Don't complain if I've gotten one or more of those wrong, that just illustrates my point on how much better C++20 is, since you now only have to provide a minimal set (most likely just operator<=> plus whatever else you want for efficiency) and let the compiler look after it :-)


The question as to why one is being selected over the other can be discerned with this code:

#include <iostream>

struct B {};
struct A {
    bool operator==(B const&) { std::cout << "1\n"; return true; }
};
bool operator==(B const&, A const&) { std::cout << "2\n"; return true; }

int main() {
  auto b = B{}; auto a = A{};

           b ==          a;  // outputs: 1
  (const B)b ==          a;  //          1
           b == (const A)a;  //          2
  (const B)b == (const A)a;  //          2
}

The output of that indicates that it's the const-ness of a deciding which is the better candidate.

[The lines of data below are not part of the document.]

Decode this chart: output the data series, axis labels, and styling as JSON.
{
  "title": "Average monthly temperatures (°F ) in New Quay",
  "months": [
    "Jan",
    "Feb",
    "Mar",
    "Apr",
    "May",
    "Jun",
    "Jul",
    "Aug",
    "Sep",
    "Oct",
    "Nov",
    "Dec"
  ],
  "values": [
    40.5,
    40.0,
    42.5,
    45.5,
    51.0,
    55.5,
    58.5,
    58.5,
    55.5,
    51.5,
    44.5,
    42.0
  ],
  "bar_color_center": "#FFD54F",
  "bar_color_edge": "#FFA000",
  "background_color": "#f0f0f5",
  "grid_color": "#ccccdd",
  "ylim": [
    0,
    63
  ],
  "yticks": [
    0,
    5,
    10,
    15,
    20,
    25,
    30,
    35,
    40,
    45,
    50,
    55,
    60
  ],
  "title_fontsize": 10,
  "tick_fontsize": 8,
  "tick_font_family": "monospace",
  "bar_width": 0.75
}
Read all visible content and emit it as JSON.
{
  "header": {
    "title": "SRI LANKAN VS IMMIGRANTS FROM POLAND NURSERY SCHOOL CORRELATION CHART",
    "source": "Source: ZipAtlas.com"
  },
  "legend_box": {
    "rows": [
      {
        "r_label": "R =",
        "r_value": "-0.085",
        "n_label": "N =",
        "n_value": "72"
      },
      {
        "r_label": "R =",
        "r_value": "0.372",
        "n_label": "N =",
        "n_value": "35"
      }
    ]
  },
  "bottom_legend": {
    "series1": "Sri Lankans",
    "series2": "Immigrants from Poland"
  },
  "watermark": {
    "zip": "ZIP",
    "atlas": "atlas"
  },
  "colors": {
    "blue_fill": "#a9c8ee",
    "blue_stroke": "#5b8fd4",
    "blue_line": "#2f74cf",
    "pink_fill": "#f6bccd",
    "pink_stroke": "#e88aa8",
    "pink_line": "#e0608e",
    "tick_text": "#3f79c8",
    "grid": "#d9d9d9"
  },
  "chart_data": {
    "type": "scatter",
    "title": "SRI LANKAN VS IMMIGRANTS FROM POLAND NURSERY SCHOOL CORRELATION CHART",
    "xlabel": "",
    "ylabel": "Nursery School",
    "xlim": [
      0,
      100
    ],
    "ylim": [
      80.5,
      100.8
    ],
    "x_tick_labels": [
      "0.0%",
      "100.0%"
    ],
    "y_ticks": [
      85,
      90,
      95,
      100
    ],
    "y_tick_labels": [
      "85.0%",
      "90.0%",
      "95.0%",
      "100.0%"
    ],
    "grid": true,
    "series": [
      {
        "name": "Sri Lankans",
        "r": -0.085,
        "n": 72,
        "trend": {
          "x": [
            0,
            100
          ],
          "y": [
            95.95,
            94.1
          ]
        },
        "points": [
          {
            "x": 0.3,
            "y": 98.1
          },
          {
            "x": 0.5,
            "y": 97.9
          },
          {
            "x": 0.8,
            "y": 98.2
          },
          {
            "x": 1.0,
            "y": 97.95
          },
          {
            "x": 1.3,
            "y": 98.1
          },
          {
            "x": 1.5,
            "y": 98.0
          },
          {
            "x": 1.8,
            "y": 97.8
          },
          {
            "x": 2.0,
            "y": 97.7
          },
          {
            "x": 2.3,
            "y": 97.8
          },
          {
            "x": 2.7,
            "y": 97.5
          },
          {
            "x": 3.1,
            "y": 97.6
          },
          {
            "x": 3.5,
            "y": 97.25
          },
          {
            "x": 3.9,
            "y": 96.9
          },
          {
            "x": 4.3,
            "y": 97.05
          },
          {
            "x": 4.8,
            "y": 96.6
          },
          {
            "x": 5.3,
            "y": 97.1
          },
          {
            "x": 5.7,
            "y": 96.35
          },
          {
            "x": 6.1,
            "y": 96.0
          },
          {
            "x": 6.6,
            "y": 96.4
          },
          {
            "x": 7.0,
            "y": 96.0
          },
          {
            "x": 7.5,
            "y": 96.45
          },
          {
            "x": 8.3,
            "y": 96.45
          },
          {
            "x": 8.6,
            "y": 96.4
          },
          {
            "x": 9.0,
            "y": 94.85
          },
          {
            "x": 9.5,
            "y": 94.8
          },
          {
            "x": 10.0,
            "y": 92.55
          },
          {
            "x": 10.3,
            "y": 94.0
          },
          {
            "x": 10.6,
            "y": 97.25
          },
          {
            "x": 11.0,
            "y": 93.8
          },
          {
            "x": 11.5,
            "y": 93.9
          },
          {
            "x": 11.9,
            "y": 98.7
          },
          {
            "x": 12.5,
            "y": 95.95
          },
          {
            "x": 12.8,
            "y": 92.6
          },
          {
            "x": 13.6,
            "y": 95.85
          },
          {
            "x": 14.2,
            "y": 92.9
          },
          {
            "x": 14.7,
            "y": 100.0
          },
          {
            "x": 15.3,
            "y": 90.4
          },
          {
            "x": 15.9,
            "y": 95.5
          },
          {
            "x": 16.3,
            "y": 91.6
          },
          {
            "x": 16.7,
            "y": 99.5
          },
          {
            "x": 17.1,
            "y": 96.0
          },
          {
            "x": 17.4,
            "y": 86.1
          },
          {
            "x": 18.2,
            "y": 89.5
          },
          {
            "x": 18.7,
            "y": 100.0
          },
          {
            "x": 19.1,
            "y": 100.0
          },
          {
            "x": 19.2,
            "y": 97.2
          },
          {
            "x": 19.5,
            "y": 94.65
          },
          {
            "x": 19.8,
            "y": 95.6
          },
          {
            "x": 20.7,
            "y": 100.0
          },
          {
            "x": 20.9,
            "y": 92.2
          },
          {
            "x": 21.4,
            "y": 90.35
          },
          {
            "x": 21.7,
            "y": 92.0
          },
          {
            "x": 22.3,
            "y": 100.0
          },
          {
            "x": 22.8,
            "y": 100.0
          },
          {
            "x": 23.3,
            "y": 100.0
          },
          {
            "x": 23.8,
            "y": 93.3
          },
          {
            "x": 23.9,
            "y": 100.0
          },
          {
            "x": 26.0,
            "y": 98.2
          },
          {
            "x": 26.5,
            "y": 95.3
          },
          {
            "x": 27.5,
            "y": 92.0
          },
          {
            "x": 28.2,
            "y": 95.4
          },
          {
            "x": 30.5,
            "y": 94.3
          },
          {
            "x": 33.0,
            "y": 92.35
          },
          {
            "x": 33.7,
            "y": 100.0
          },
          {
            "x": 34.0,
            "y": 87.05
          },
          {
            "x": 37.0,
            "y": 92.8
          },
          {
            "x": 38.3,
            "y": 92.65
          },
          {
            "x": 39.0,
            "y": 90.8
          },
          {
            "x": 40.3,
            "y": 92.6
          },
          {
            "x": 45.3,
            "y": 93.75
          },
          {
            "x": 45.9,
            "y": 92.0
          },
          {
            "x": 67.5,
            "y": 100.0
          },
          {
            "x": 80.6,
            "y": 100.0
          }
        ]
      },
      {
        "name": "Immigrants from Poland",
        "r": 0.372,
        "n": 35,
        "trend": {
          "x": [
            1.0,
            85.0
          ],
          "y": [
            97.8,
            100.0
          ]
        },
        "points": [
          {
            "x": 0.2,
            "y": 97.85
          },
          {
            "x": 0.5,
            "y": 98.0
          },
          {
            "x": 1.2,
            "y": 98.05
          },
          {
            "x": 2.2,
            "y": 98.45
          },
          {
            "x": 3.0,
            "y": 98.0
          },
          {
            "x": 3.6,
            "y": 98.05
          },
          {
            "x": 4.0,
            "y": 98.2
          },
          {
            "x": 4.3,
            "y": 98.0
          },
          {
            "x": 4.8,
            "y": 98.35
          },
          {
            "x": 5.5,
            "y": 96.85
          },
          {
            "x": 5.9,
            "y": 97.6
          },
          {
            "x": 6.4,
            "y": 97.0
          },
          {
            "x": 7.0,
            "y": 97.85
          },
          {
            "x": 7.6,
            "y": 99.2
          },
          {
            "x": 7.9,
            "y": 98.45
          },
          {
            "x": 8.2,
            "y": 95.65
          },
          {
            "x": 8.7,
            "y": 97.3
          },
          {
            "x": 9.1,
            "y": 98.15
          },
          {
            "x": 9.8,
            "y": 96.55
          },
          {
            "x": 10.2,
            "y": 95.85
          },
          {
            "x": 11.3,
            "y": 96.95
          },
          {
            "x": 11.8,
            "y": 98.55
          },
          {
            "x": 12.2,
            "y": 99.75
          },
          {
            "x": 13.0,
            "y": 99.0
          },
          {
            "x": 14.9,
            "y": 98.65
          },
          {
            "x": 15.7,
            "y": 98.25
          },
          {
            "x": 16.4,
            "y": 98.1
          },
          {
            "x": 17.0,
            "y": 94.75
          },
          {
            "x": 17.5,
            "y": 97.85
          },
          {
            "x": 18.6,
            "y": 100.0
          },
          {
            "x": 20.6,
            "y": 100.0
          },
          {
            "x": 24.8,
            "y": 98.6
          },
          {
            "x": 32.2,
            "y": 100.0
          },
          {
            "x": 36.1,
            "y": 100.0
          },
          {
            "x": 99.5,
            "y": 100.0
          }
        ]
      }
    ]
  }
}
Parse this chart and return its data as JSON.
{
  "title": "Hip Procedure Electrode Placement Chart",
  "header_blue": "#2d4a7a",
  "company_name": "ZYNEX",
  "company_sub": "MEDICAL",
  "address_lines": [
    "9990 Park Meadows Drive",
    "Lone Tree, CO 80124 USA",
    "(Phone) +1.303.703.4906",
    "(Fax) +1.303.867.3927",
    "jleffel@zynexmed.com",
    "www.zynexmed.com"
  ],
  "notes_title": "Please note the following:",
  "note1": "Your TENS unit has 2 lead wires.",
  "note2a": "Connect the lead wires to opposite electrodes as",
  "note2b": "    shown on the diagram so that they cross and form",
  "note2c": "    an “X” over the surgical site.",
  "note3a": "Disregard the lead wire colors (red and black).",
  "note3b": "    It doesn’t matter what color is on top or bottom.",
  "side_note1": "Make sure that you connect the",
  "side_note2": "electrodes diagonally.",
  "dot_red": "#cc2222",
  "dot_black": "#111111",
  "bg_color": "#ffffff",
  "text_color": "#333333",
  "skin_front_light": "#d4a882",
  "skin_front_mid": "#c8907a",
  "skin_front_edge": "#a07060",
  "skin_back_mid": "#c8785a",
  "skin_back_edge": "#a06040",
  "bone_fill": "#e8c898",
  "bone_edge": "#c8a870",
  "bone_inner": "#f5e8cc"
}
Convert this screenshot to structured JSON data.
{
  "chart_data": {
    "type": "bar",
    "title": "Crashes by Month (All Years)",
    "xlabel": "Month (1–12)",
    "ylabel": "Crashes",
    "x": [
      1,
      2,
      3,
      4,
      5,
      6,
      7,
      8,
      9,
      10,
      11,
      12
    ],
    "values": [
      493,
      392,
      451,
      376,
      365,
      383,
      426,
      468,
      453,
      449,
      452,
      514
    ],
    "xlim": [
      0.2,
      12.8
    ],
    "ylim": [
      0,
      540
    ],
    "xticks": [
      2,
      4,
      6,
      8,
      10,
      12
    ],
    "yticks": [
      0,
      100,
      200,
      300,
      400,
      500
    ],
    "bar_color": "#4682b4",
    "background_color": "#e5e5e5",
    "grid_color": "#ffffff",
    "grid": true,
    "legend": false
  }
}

As an aside, you may want to have a look at this article, which offers a more in-depth look.

12
On

From a non-language-lawyer sense, it works like this. C++20 requires that operator== compute whether the two objects are equal. The concept of equality is commutative: if A == B, then B == A. As such, if there are two operator== functions that could be called by C++20's argument reversal rules, then your code should behave identically either way.

Basically, what C++20 is saying is that if it matters which one gets called, you're defining "equality" incorrectly.


So let's get into the details. And by "the details", I mean the most horrifying chapter of the standard: function overload resolution.

[over.match.oper]/3 defines the mechanism by which the candidate function set for an operator overload is built. C++20 adds to this by introducing "rewritten candidates": a set of candidate functions discovered by rewriting the expression in a way that C++20 deems to be logically equivalent. This only applies to the relational and in/equality operators.

The set is built in accord with the following:

  • For the relational ([expr.rel]) operators, the rewritten candidates include all non-rewritten candidates for the expression x <=> y.
  • For the relational ([expr.rel]) and three-way comparison ([expr.spaceship]) operators, the rewritten candidates also include a synthesized candidate, with the order of the two parameters reversed, for each non-rewritten candidate for the expression y <=> x.
  • For the != operator ([expr.eq]), the rewritten candidates include all non-rewritten candidates for the expression x == y.
  • For the equality operators, the rewritten candidates also include a synthesized candidate, with the order of the two parameters reversed, for each non-rewritten candidate for the expression y == x.
  • For all other operators, the rewritten candidate set is empty.

Note the particular concept of a "synthesized candidate". This is standard-speak for "reversing the arguments".

The rest of the section details what it means if one of the rewritten candidates gets chosen (aka: how to synthesize the call). To find which candidate gets chosen, we must delve into the most horrifying part of the most horrifying chapter of the C++ standard:

Best viable function matching.

What matters here is this statement:

a viable function F1 is defined to be a better function than another viable function F2 if for all arguments i, ICSi(F1) is not a worse conversion sequence than ICSi(F2), and then

And that matters... because of this. Literally.

By the rules of [over.ics.scs], an identity conversion is a better match than a conversion that adds a qualifier.

A{} is a prvalue, and... it's not const. Neither is the this parameter to the member function. So it's an identity conversion, which is a better conversion sequence than one that goes to the const A& of the non-member function.

Yes, there is a rule further down that explicitly makes rewritten functions in the candidate list less viable. But it doesn't matter, because the rewritten call is a better match on function arguments alone.

If you use explicit variables and declare one like this A const a{};, then [over.match.best]/2.8 gets involved and de-prioritizes the rewritten version. As seen here. Similarly, if you make the member function const, you also get consistent behavior.